1354 Here the midpoint of 500us translates to 2000 IOPS. The shape of the curve
1355 was chosen such that small changes in the amount of accumulated dirty data
1356 in the first 3/4 of the curve yield relatively small differences in the
1357 amount of delay.
1358 .sp
1359 The effects can be easier to understand when the amount of delay is
1360 represented on a log scale:
1361 .sp
1362 .nf
1363 delay
1364 100ms +-------------------------------------------------------------++
1365 + +
1366 | |
1367 + *+
1368 10ms + *+
1369 + ** +
1370 | (midpoint) ** |
1371 + | ** +
1372 1ms + v **** +
1373 + zfs_delay_scale ----------> ***** +
1374 | **** |
1375 + **** +
1376 100us + ** +
1377 + * +
1378 | * |
1379 + * +
1380 10us + * +
1381 + +
1382 | |
1383 + +
1384 +--------------------------------------------------------------+
1385 0% <- zfs_dirty_data_max -> 100%
1386 .fi
1387 .sp
1388 Note here that only as the amount of dirty data approaches its limit does
1389 the delay start to increase rapidly.
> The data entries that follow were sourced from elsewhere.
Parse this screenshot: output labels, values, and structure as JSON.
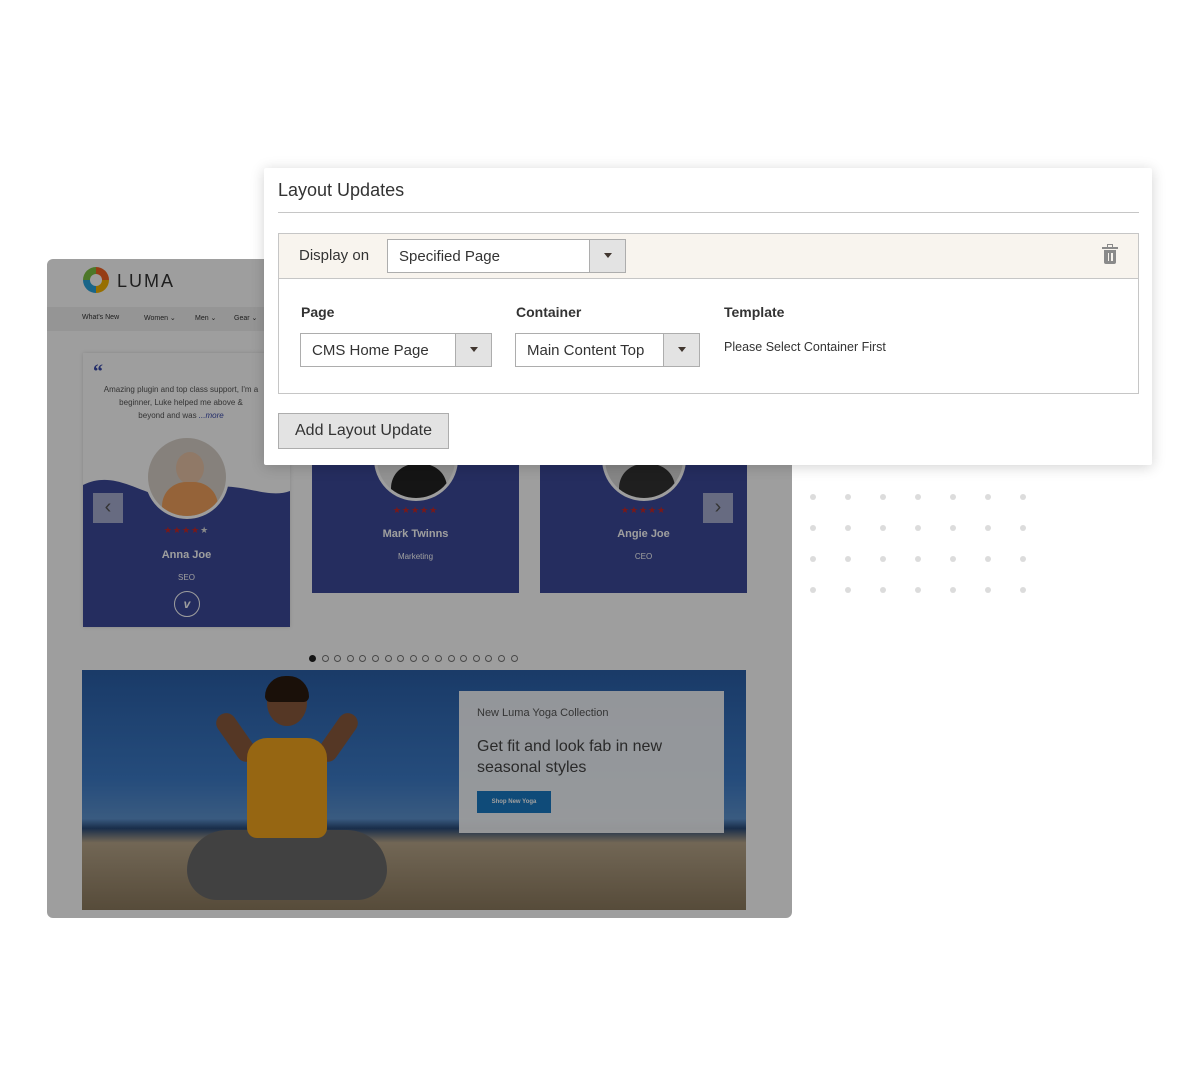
{
  "layout_panel": {
    "title": "Layout Updates",
    "display_on_label": "Display on",
    "display_on_value": "Specified Page",
    "page_label": "Page",
    "page_value": "CMS Home Page",
    "container_label": "Container",
    "container_value": "Main Content Top",
    "template_label": "Template",
    "template_message": "Please Select Container First",
    "add_button_label": "Add Layout Update",
    "delete_icon": "trash-icon"
  },
  "store": {
    "logo_text": "LUMA",
    "nav_items": [
      "What's New",
      "Women ⌄",
      "Men ⌄",
      "Gear ⌄"
    ],
    "testimonial": {
      "quote_mark": "“",
      "text": "Amazing plugin and top class support, I'm a beginner, Luke helped me above &",
      "text_end": "beyond and was ",
      "more_link": "...more"
    },
    "members": [
      {
        "name": "Anna Joe",
        "role": "SEO",
        "rating": 4,
        "social": "v"
      },
      {
        "name": "Mark Twinns",
        "role": "Marketing",
        "rating": 5
      },
      {
        "name": "Angie Joe",
        "role": "CEO",
        "rating": 5
      }
    ],
    "pager": {
      "count": 17,
      "active": 0
    },
    "promo": {
      "kicker": "New Luma Yoga Collection",
      "title": "Get fit and look fab in new seasonal styles",
      "button": "Shop New Yoga"
    }
  },
  "colors": {
    "card_blue": "#3d4a9a",
    "panel_head_bg": "#f8f4ee",
    "button_gray": "#e3e3e3",
    "promo_button": "#1979c3"
  }
}
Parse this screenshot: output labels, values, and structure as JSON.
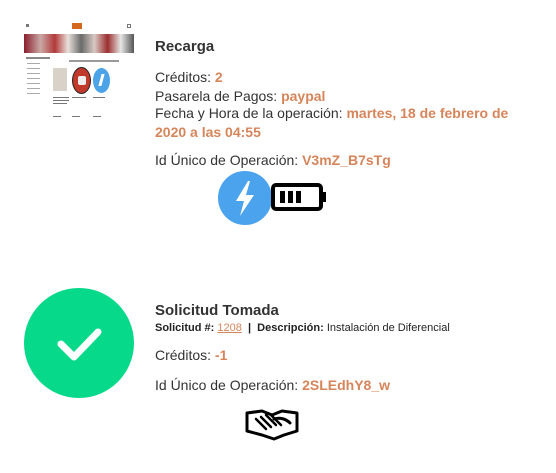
{
  "recarga": {
    "title": "Recarga",
    "creditos_label": "Créditos: ",
    "creditos_value": "2",
    "pasarela_label": "Pasarela de Pagos: ",
    "pasarela_value": "paypal",
    "fecha_label": "Fecha y Hora de la operación: ",
    "fecha_value": "martes, 18 de febrero de 2020 a las 04:55",
    "id_label": "Id Único de Operación: ",
    "id_value": "V3mZ_B7sTg",
    "icons": [
      "lightning-bolt-icon",
      "battery-icon"
    ]
  },
  "solicitud": {
    "title": "Solicitud Tomada",
    "solicitud_label": "Solicitud #:",
    "solicitud_value": "1208",
    "separator": "|",
    "descripcion_label": "Descripción:",
    "descripcion_value": "Instalación de Diferencial",
    "creditos_label": "Créditos: ",
    "creditos_value": "-1",
    "id_label": "Id Único de Operación: ",
    "id_value": "2SLEdhY8_w",
    "icons": [
      "checkmark-icon",
      "handshake-icon"
    ]
  },
  "colors": {
    "accent": "#d6855a",
    "bolt_blue": "#4aa3ec",
    "check_green": "#07d98a",
    "text": "#333333"
  }
}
The goal of a properly tuned system
1390 should be to keep the amount of dirty data out of that range by first
1391 ensuring that the appropriate limits are set for the I/O scheduler to reach
1392 optimal throughput on the backend storage, and then by changing the value
1393 of \fBzfs_delay_scale\fR to increase the steepness of the curve.